Era certamente a ressonância da pregação missionária do tempo, voltada, sobretudo, para a mortificação dos sentidos, e uma viva consciência da ação do Demônio, pela tentação. E que ainda lembra a própria fórmula do Batismo, quando expressamente se faz renuncia ao Demônio e às suas seduções (Mendes [S.d], p. 26).

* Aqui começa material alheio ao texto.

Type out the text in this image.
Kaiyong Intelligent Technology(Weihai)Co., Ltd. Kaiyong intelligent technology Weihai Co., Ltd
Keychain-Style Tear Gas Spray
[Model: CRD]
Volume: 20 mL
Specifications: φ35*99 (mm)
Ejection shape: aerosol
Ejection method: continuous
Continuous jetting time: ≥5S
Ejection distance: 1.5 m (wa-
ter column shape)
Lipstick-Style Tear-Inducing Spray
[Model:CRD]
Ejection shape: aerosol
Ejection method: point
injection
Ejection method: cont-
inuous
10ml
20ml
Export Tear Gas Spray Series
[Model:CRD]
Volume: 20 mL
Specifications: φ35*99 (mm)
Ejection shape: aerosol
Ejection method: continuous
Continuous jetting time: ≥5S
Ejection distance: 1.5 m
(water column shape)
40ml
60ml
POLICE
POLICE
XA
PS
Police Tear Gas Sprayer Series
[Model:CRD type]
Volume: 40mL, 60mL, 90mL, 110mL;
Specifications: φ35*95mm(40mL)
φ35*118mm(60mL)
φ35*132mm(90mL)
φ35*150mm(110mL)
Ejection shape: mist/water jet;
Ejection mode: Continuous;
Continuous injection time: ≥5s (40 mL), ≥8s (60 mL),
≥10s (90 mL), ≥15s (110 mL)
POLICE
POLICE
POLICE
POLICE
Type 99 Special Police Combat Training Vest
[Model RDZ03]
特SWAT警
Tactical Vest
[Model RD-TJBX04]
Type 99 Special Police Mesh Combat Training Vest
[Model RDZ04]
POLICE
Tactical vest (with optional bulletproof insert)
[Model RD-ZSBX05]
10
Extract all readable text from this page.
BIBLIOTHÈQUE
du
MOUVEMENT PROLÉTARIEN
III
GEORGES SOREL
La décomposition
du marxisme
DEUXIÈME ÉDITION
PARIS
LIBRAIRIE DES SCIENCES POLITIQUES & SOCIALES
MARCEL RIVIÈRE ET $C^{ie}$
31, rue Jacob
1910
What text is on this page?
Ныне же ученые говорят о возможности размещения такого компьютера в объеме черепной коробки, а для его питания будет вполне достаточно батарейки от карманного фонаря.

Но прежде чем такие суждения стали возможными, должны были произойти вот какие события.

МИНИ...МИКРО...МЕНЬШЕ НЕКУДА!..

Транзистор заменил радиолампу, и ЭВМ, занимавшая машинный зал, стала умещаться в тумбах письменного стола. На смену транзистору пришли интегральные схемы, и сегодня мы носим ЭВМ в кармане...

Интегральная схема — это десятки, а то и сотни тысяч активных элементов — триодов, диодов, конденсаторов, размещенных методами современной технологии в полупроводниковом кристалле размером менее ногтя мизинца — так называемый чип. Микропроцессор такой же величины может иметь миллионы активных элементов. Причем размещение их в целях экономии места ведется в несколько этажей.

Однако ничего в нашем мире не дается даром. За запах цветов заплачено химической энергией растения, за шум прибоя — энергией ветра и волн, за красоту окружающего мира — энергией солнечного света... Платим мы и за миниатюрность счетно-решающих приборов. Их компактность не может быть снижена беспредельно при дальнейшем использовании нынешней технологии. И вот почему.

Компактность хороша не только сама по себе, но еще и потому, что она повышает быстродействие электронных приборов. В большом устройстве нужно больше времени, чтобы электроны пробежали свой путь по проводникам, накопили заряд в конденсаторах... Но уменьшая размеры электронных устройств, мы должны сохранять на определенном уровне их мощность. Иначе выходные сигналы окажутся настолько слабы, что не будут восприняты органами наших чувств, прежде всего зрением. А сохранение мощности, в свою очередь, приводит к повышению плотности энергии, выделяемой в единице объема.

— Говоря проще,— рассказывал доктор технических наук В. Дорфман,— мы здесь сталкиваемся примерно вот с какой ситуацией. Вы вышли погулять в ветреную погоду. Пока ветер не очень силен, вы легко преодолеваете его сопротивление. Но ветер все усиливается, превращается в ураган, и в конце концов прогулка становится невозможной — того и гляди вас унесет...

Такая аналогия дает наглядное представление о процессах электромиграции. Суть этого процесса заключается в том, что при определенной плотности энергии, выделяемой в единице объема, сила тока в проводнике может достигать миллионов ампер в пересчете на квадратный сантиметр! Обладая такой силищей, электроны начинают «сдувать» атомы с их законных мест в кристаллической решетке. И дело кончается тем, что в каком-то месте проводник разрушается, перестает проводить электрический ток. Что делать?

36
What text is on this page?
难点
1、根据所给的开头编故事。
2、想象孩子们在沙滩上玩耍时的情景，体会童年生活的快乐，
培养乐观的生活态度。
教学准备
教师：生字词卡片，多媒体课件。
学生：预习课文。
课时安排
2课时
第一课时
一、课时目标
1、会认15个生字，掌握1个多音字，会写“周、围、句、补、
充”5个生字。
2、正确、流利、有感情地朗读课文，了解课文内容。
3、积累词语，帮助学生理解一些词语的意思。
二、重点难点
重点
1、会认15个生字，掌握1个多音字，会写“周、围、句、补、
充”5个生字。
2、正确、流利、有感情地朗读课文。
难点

Os gestos realizados durante a oração são justificados por passagens bíblicas que buscam explicar e fazer compreender todo o ritual: o ajoelhar-se representa este sinal de adoração e respeito, e como forma de obediência até a morte; beijar o chão é outro sinal de humildade, lembrados pela máxima de Deus: “porque és pó, e pó te hás de tornar” (Gn 3, 19);

contra os inimigos e por fim arrenegar satanás como forma de resistir as suas tentações e permanecer firme na fé.

Logo após o exercício da Invenção foi celebrada uma missa, representava um momento de agradecimento pela penitência realizada. O sentimento que se observa no rosto dos fiéis era um misto de alegria e satisfação. Era o momento de retornar, as excursões começam a se organizar, os devotos fazem suas últimas compras na feira. Na Igreja Matriz continuam os louvores e adorações a Santa Cruz. Ao som da canção Bendito dos Romeiros os fiéis recebem as bênçãos: “[...] Sou, sou teu, Senhor, sou povo novo, retirante e lutador, Deus dos peregrinos, dos pequeninos, Jesus Cristo redentor”.